Y las travesuras abundaban con los tres cachorros de zorro. Siempre bajo los pies, todo el Bosque los conocía y, con el tiempo, se exasperaron con el caos que los seguía. Hubo un incidente en la feria comercial, donde los tres se apoderaron de dos puestos cuando sus dueños les dieron la espalda e iniciaron la Gran Algarabía de las Verduras. Durante la cosecha de otoño, se produjo la Gran Tormenta de Calabazas, que dejó una ladera entera de vides rotas y calabazas destrozadas. Y también el Aluvión de Lodo, que bloqueó la carretera principal y convirtió dos campos en un desastre blando y resbaladizo.
Y su madre, desesperada, los llevaba aparte después de cada incidente. Gritaba, suplicaba y suplicaba a sus hijos: «¡Compórtense! ¡O todo el Bosque se volverá contra ustedes y serán desterrados a las pantanosas ciénagas!». Y los tres zorros asentían con seriedad y juraban una y otra vez que nunca más volverían a ser Madre, absolutamente Madre. Y así seguía, una y otra vez, hasta el día de hoy, cuando una vez más los llevaron a la puerta de las orejas, y su paciencia se había agotado.
“¡Se han llevado las canoas!”, declaró un vecino.
“¡Y los escondieron en algún lugar!”, gritó otro.
"¡Hay que castigarlos!", gritó toda la multitud, y ante esto su madre suspiró, avergonzada y asintió. "Los enviaré a su habitación", declaró, "sin almuerzo, y no podrán salir en tres días". Con esto, la multitud, satisfecha, se dispersó y los cachorros fueron enviados a sus habitaciones de inmediato.
Y apenas todos habían regresado a sus casas, empezó a llover. Y llovió esa noche, gruesas gotas que caían con un repiqueteo sobre las hojas y los tejados.
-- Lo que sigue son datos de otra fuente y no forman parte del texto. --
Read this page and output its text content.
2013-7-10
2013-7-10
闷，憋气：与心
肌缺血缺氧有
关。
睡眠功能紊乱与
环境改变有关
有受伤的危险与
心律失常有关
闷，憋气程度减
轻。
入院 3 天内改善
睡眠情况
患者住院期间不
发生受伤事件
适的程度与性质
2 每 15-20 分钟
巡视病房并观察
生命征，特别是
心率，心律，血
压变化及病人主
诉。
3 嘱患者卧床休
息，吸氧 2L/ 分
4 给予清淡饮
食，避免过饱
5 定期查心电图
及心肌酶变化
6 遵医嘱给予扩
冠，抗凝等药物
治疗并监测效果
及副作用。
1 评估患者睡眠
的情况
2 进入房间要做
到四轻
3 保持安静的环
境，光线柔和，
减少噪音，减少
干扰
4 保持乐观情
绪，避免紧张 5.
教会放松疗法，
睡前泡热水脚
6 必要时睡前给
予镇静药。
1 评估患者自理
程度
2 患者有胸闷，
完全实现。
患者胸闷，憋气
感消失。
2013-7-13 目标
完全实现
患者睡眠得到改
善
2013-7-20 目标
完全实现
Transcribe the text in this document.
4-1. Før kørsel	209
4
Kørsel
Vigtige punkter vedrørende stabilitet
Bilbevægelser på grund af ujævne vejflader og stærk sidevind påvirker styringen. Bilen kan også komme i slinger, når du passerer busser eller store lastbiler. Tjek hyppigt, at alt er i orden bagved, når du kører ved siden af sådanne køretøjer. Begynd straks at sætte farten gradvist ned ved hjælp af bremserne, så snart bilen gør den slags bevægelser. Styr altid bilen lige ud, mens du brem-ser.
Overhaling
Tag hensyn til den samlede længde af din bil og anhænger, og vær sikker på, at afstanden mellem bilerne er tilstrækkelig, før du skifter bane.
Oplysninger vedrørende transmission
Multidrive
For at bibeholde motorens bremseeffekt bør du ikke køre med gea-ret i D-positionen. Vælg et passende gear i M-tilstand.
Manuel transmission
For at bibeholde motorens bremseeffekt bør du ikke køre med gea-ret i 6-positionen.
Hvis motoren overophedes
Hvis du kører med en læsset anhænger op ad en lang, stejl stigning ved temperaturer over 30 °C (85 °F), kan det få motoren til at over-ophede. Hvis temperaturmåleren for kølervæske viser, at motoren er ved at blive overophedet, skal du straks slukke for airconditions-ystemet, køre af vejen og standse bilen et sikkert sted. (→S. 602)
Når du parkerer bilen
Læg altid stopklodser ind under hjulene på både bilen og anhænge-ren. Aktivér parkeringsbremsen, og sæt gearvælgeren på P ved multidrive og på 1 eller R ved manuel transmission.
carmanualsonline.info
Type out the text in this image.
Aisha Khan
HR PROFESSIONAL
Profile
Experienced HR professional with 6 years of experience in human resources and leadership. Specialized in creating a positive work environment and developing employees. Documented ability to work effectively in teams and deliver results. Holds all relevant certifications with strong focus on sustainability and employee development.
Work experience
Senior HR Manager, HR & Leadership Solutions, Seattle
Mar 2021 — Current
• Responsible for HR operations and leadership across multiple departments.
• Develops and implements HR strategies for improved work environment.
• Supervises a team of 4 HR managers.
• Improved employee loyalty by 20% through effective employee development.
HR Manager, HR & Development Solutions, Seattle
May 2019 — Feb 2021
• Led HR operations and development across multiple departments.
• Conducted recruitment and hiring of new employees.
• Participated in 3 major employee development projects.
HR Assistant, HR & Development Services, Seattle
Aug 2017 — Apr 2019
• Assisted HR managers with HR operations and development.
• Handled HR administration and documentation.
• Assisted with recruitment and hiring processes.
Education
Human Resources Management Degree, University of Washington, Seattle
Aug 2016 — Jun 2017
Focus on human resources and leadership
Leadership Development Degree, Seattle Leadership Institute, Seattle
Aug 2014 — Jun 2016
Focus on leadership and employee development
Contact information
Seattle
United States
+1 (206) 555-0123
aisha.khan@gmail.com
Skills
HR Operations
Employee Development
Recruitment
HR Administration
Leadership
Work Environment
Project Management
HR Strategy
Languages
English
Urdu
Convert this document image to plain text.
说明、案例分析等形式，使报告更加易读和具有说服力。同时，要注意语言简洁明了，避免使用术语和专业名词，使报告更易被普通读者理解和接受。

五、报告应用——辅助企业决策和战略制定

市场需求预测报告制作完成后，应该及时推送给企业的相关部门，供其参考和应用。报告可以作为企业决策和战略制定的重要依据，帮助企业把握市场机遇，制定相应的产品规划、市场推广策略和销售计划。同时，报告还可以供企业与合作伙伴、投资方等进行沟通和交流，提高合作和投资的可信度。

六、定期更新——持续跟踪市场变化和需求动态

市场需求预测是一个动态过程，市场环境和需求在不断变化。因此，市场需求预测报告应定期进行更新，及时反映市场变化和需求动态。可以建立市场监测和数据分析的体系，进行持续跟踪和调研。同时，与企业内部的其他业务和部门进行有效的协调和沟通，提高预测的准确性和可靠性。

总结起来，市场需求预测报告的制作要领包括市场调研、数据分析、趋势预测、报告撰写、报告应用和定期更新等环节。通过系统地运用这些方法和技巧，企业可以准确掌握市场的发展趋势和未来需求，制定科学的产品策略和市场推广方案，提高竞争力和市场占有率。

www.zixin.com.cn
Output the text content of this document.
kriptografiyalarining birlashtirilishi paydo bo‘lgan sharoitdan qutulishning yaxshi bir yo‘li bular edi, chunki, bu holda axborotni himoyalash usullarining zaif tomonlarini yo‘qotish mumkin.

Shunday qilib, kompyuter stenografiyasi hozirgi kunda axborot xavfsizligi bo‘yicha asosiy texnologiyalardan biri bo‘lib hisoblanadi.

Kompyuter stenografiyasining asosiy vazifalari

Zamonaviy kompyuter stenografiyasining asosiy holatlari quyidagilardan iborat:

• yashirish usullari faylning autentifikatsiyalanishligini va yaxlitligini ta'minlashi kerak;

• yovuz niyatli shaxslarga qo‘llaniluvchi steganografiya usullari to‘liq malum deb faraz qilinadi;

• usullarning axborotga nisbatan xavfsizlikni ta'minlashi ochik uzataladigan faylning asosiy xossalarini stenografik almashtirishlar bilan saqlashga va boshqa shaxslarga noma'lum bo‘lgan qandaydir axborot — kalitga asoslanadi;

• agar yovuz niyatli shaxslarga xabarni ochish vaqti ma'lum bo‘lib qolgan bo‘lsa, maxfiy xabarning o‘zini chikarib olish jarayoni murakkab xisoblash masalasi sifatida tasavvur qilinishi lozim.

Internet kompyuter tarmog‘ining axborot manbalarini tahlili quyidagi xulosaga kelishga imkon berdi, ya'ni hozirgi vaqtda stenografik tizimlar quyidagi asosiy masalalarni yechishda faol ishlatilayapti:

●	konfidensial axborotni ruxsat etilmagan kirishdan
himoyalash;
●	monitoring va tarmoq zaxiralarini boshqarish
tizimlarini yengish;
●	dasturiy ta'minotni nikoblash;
Y llovió todo el día siguiente, y el otro, hasta que las orillas del arroyo se desbordaron, y el agua subió una y otra vez. Las madrigueras se inundaron, los campos se anegaron, y pronto todos los que vivían en el suelo treparon a los árboles, fríos, mojados y asustados mientras las aguas se precipitaban bajo ellos.
—¡Qué hacemos! —gritó un tejón a sus vecinos—. ¡Estamos atrapados!
—Tenemos que ir a la Colina Alta —respondió la ardilla mayor, mientras sus parientes ayudaban a otros a subirse a las ramas empapadas—. Es el único lugar donde estaremos todos a salvo.
—Pero no podemos —gruñó un urogallo, con las plumas goteando—. No somos suficientes los míos ni yo para llevarlos, y las aguas son demasiado altas y rápidas. ¡Cualquiera que lo intente será arrastrado!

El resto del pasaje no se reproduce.